Factors Affecting Reusability

Reusability of digital learning resources can mean reuse with or without modification. It can also mean different things for different types of resources, as is illustrated by some examples:

  • A college professor selects a text book for a class. She may anticipate using all of it, parts of it or just the exercises. She does not anticipate being able to copy portions of the book and publish them in another book because that would violate copyright.
  • A keynote speaker prepares to give the third version of the same talk. He may start with a PowerPoint™ presentation and intend to use almost all of its content, altering some presentation elements (such as the opening slide, the footer and the date) and updating a few slides.
  • A student selects a JPEG from a library of scanned astronomical images.
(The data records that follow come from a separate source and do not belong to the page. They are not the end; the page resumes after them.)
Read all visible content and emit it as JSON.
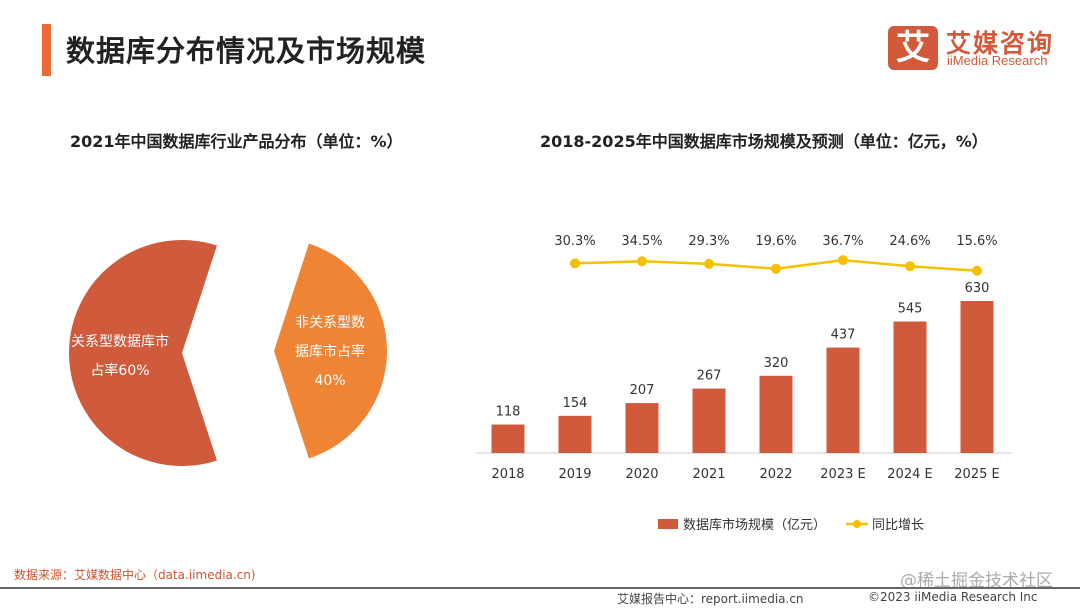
{
  "header": {
    "title": "数据库分布情况及市场规模",
    "logo_mark": "艾",
    "logo_cn": "艾媒咨询",
    "logo_en": "iiMedia Research"
  },
  "chart_data": [
    {
      "type": "pie",
      "title": "2021年中国数据库行业产品分布（单位：%）",
      "slices": [
        {
          "label": "关系型数据库市占率60%",
          "value": 60,
          "color": "#cf5a3c",
          "lines": [
            "关系型数据库市",
            "占率60%"
          ]
        },
        {
          "label": "非关系型数据库市占率40%",
          "value": 40,
          "color": "#ee8434",
          "lines": [
            "非关系型数",
            "据库市占率",
            "40%"
          ]
        }
      ]
    },
    {
      "type": "bar",
      "title": "2018-2025年中国数据库市场规模及预测（单位：亿元，%）",
      "categories": [
        "2018",
        "2019",
        "2020",
        "2021",
        "2022",
        "2023 E",
        "2024 E",
        "2025 E"
      ],
      "series": [
        {
          "name": "数据库市场规模（亿元）",
          "type": "bar",
          "color": "#cf5a3c",
          "values": [
            118,
            154,
            207,
            267,
            320,
            437,
            545,
            630
          ]
        },
        {
          "name": "同比增长",
          "type": "line",
          "color": "#f5c000",
          "values": [
            null,
            30.3,
            34.5,
            29.3,
            19.6,
            36.7,
            24.6,
            15.6
          ],
          "labels": [
            "",
            "30.3%",
            "34.5%",
            "29.3%",
            "19.6%",
            "36.7%",
            "24.6%",
            "15.6%"
          ]
        }
      ],
      "ylim": [
        0,
        630
      ],
      "legend": "bottom"
    }
  ],
  "footer": {
    "source": "数据来源：艾媒数据中心（data.iimedia.cn)",
    "watermark": "@稀土掘金技术社区",
    "report": "艾媒报告中心：report.iimedia.cn",
    "copyright": "©2023  iiMedia Research  Inc"
  }
}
She will most likely paste it into a report as is. Alterations would likely ruin the image.
  • A mathematician writes an applet that allows students to alter some parameters in a differential equation and view the resulting level curves. This applet may be shown in class during a lecture, used as part of a lab, provided as supplementary material, or incorporated into an online quiz. It might also be appropriate for several different courses (not just in mathematics) but may require a particular version of a Java™ virtual machine or a viewer for a particular computer algebra system. The license associated with the applet may restrict certain types of reuse (e.g. commercial).

These examples make it clear that there are multiple dimensions to reusability. For the purposes of the framework presented here, five factors are identified:

These represent a distillation and unification of reusability from the perspectives of learning theorists, instructional designers, technology designers, content developers, standards developers, digital librarians and policy makers.

Each of these factors plays a different role. The granularity of a digital learning resource determines what is meant by “reuse” and frames any discussion of reusability. The design of a resource, which includes instructional and structural design, determines its suitability for adoption and adaptation as well as its usability from the perspective of different learners. Interoperability affects the degree to which a resource will actually work, rights affect its permitted uses and metadata affects the ability of a resource to be discovered by someone wishing to reuse it.